## YumYum247 one year ago w

1. YumYum247

@aaronq can i please take just a few mintues of your time?!?!?!? Pleaase check my work.

2. YumYum247

This is how i did it....... Given: 30Hz, t = 0.20sec, d = 12m To find the velocity, i need to find the wavelength first. Since V = fXLambda V = Displacement in distance/ Displacement in time V = 12m/0.20sec V = 60sec Now that we have our Velocity of the wave, we can now substitute both the given and reseultant values into the Formula V= F X Lambda Lambda = V/F Lambda = 60m/sec/30Hz = Lambda = 2 Therefore the wavelength is 2meters long.

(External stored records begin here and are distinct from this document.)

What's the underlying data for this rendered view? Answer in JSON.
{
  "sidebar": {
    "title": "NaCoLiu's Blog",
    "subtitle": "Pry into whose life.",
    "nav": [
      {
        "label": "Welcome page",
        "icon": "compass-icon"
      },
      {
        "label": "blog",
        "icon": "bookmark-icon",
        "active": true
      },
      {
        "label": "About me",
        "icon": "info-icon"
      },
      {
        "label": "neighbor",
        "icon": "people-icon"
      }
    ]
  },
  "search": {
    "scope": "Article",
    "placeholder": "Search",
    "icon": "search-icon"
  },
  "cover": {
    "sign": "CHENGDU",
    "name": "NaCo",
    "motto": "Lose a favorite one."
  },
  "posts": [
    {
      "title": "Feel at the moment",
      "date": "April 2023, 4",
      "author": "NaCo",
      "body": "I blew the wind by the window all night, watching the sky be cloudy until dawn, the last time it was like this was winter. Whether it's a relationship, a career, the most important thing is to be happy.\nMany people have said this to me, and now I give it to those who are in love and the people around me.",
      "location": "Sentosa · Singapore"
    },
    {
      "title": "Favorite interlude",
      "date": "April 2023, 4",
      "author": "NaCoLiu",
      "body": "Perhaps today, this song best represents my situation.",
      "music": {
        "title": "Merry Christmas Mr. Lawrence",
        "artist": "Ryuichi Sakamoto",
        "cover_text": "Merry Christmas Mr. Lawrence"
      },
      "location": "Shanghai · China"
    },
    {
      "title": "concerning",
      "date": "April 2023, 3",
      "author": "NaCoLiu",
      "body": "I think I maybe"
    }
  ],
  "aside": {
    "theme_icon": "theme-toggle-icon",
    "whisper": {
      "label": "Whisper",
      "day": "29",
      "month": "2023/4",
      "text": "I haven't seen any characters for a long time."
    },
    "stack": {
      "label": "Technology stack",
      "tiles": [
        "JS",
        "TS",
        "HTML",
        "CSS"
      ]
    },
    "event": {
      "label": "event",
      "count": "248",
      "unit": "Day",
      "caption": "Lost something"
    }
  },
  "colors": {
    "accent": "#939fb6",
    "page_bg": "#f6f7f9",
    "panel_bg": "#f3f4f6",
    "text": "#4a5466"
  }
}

To find the Number of Loops, we need to take the inverse of Frequency and plug-in what's already given to us.....so F = N/Change in time 30 Hz (given)= N/0.20sec 0.20sec X 30 = N 6 = N Therefore the number of loops are 6.

3. Astrophysics

What is takes sec, is that suppose to be .20 sec?

4. YumYum247

5. YumYum247

i've lablled all the given values at the top.

6. Astrophysics

Ok I see, well in your question it didn't mention that so just making sure.

7. YumYum247

^_^

8. Astrophysics

So you need to do $v = f \lambda = (30 Hz)(12m) = 360 m/s$, good I see you have $v = \frac{ \Delta d }{ \Delta t } \implies \Delta d = v \Delta t$ which is, $\Delta d = (360m/s)(0.20s) = 72m$ so far you agree?

9. YumYum247

how did you come up with "12"

10. YumYum247

"is used to make waves in a rope 12m long", i though the length of the rope is 12m long -__-

11. Astrophysics

Actually you maybe right

12. Astrophysics

I guess I was reading it wrong and thought the wavelength is 12m but I guess the rope is!

13. YumYum247

ok so once i have the velocity and the displacement, do i foolow the same procedure to find the wavelength.......λ = F/V

14. Astrophysics

So, we should use $v = \frac{ \Delta d }{ \Delta t } = \frac{ 12m }{ 0.20s } = 60m/s$ this seems better, I think the question is just worded weirdly so it caused the confusion.

15. Astrophysics

$\lambda = \frac{ v }{ f } = \frac{ 60m/s }{ 30 Hz } = 2m$ that makes more sense

16. YumYum247

that's what i was wondering.........360m/sec.....that's like sound breaking speed!!! :")

17. Astrophysics

Yeah it was a bit confusing when I was writing it out

18. YumYum247

yep that's what i got.....λ = 2m

19. Astrophysics

Now you can just divide that by the length of the string, so we have $\frac{ 12m }{ 2m } = 6$ that is our wavelength in the string

20. Astrophysics

amount of wavelengths*

21. YumYum247

yep....that's right...i got the same.....but hey do you know the trick of solving these kinds of peoblems?!?!?!?!

22. Astrophysics

There's no real trick, just this problem is worded oddly as you noticed haha

23. Astrophysics

Lots of practice I suppose

24. YumYum247

no i'm talking in general....tho, cuz i see some of the next problems i have in the book seem kinds hard.....

25. YumYum247

is there any difference between solving for fixed end and free end?!?!??!?

26. Astrophysics

There's no trick to it, just takes practice, read the question carefully, put all your knowns/ unkowns down and see what you can use :)

27. Astrophysics

Well I would have to see the question to see what exactly you're asking

28. YumYum247

ok....Thank you sooooooooooooooomuch, Luv you to death....!!! Please stay cute!!! :")

29. Astrophysics

Haha np :) have fun!